At a Yale College Council meeting Wednesday night, Yale College Dean Peter Salovey said he personally favors adding an optional $50 student activities fee to undergraduate tuition and said the administration hopes to implement the fee for next year’s tuition.
In addition to the proposed activities fee, Salovey discussed a number of issues with the YCC during the hour-long meeting, ranging from the new International Summer Award program for financial aid students that was unveiled this week to dining hall restrictions. Salovey’s comments regarding the fee mark the first time the dean has publicly endorsed adding the fee to students’ tuition, a proposal that undergraduates overwhelmingly supported in a campus-wide referendum two weeks ago.
“The will of the people has spoken,” Salovey said. “I don’t know that what’s implemented will be exactly what the YCC proposed, but it won’t be dramatically different.”
Salovey said he has been meeting with various people, including Dean of Student Affairs Betty Trachtenberg, to discuss the fee since the student vote. When asked if the administration would implement the fee to be included in next year’s budget, Salovey said, “That’s what I’d like to see.”
Much of the meeting was devoted to a discussion of undergraduate financial aid. Earlier this week, Salovey rolled out the ISA program, which will help facilitate summer study and internships abroad for financial aid students. Salovey told the YCC he hopes students will take advantage of the ISA program.
“We haven’t taken all those barriers down, but I think we just took one big one down,” Salovey said, hinting that future changes to financial aid may be in the works.
Some YCC members pointed out that it is difficult for financial aid students to hold a part-time campus job while taking on a full course load.
“I did it,” Salovey said, referring to his own undergraduate years at Stanford. “I was an electrician’s helper, changing light bulbs.”
YCC Representative Govind Randgrass ’08 said the most important part of financial aid reform was to allow students on aid to take full advantage of the cultural life of the College.
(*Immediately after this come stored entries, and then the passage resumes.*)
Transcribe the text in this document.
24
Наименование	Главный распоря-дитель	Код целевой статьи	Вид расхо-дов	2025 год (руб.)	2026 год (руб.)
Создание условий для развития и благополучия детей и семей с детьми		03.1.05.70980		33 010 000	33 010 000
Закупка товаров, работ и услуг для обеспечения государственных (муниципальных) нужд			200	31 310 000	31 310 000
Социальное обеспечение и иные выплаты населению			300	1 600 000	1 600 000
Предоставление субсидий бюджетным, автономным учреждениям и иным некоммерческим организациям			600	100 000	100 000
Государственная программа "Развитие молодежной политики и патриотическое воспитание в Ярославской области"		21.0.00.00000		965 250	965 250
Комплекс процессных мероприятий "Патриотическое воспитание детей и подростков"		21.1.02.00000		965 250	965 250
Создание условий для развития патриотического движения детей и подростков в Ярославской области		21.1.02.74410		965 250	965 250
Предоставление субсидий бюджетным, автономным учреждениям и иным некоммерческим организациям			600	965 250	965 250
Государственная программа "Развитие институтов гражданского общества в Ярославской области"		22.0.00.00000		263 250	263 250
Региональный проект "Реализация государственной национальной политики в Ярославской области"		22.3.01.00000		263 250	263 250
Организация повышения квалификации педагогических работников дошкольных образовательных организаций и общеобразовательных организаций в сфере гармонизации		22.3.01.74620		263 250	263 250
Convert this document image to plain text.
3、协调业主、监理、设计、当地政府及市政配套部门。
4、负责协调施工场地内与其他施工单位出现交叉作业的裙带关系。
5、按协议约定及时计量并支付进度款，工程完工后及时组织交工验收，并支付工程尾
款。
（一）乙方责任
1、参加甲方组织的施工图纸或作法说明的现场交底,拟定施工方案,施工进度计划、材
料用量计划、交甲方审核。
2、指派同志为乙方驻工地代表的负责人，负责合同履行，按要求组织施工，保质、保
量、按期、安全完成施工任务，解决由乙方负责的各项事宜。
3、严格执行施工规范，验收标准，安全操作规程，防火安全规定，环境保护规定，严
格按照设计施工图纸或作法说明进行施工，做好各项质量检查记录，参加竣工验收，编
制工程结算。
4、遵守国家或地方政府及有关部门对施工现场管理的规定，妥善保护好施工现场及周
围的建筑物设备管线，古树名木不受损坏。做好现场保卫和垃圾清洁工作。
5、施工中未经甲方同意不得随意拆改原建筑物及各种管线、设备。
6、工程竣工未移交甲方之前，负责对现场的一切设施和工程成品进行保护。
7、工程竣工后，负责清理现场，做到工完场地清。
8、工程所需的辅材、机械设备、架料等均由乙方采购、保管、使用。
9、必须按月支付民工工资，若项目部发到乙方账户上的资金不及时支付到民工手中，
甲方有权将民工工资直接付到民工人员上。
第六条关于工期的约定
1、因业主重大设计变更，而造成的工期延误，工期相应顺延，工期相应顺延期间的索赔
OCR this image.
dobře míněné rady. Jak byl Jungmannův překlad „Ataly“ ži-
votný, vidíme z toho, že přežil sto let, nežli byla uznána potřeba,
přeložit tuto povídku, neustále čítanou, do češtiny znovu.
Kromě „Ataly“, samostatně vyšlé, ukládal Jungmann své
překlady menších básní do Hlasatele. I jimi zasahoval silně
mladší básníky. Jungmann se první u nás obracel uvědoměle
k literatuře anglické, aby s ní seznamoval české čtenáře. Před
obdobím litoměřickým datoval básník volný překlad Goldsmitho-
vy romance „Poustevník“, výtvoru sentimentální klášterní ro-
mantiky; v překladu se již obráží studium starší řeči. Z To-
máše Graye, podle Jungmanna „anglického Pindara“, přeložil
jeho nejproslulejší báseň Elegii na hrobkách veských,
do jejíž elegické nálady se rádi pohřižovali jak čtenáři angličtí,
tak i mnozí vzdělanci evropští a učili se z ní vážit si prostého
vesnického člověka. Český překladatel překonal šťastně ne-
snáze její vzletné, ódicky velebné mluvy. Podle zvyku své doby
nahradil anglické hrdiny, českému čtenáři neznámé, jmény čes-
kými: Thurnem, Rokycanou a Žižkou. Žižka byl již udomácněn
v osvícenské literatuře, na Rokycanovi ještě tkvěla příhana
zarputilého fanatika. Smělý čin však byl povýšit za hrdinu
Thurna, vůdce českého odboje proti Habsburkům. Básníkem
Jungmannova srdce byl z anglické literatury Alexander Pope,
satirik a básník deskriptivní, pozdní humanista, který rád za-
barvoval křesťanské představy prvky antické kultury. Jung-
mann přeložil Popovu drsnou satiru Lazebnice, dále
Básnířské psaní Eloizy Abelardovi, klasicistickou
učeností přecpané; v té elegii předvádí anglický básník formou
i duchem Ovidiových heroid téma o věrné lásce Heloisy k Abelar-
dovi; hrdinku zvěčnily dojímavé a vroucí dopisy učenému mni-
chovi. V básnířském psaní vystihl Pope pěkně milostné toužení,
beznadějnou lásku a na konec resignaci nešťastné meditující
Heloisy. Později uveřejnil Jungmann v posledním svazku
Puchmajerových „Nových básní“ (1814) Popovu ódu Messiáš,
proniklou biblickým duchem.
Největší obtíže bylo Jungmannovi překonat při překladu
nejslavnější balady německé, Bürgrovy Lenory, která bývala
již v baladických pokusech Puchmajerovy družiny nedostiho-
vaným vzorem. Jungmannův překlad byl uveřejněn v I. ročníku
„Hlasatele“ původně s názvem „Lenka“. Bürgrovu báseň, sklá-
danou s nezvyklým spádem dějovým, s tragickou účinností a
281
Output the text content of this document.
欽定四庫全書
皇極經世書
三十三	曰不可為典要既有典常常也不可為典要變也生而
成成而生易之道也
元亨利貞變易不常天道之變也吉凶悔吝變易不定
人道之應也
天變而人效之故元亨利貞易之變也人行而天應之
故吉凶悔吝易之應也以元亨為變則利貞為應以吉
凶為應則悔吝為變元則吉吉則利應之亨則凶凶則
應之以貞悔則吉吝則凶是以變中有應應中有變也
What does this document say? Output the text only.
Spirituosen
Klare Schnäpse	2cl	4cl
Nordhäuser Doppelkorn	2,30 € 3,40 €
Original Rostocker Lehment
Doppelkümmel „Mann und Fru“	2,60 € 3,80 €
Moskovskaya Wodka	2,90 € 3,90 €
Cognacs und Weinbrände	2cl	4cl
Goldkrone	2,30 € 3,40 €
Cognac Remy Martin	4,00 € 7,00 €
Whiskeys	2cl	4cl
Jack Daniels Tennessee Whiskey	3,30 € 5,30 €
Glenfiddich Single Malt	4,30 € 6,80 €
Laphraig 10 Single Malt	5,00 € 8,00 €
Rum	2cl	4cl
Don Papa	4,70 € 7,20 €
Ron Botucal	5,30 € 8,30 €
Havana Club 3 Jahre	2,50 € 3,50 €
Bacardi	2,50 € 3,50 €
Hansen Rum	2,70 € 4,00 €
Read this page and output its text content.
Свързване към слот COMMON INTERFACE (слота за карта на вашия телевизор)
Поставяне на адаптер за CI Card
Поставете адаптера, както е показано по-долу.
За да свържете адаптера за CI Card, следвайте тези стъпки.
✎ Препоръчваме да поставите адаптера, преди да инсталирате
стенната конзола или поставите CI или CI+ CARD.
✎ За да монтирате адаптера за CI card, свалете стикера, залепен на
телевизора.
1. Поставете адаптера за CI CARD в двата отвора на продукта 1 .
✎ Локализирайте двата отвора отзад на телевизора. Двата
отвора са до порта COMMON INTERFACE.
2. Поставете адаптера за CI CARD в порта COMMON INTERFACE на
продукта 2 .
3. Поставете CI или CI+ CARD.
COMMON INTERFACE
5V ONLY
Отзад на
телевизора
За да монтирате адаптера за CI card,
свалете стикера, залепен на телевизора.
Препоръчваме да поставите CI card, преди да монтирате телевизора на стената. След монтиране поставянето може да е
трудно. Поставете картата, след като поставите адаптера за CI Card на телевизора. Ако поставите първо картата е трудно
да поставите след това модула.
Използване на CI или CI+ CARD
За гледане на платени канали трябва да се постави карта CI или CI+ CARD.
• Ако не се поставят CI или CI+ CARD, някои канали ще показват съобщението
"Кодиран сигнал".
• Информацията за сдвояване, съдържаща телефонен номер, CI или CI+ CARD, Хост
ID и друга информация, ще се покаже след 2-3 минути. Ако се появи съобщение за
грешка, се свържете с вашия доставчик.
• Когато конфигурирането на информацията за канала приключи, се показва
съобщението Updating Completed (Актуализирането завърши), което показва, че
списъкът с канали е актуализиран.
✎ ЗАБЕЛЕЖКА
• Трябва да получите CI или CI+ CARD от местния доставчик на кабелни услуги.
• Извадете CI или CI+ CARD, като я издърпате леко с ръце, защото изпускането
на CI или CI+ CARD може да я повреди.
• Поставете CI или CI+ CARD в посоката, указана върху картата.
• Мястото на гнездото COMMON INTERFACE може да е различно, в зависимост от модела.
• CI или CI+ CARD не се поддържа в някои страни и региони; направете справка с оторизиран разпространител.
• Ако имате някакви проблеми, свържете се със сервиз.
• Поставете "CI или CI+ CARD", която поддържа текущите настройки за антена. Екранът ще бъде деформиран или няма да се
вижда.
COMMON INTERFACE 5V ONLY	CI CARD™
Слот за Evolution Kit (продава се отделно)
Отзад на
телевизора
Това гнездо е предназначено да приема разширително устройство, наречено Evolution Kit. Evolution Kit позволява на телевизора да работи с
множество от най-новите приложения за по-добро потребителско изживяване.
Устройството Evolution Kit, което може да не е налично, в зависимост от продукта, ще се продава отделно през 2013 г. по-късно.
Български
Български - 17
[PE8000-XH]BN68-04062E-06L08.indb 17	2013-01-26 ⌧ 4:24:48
He said that these students ought to be able to pursue their intellectual and extracurricular interests, rather than spending their afternoons “working in libraries, putting books on shelves.”
The YCC passed a revised financial aid resolution on Wednesday night prior to the meeting with Salovey that called on the University to implement the student activities fee as well as make changes to financial aid for low-income students. But after reviewing the council’s wide-ranging resolution, Salovey advised the YCC to narrow down their resolution to focus on a few specific important recommendations.
“If you had to pick one of them as the most important thing to do, what would it be?” Salovey asked.
He encouraged them to reach for the “lower-hanging fruit” — proposals that he said are easy and inexpensive to implement.
“There are reasonable solutions without significant financial costs,” Salovey said.
The YCC encouraged Salovey to focus on changes that would affect low-income families in light of recent changes at Harvard University that waive contributions from students’ families that earn less than $40,000 per year.
Salovey also discussed dining hall restrictions with the YCC. He said that with so many dining halls maintaining varied restrictions, it has become difficult for students to have a range of dining options.
“I think we’re out of equilibrium,” Salovey said.
He said he supports Council of Masters Chair Judith Krauss’ proposal to eliminate restrictions altogether.
“Why don’t we just take all the restrictions off and see what we’ve got? I think that’s a great idea,” Salovey said.
YCC Vice President Chance Carlisle ’05 promised Salovey that the council would draft a proposal on dining hall restrictions.
“Hopefully by Monday morning we will have a resolution on the dining halls on your desk,” Carlisle said.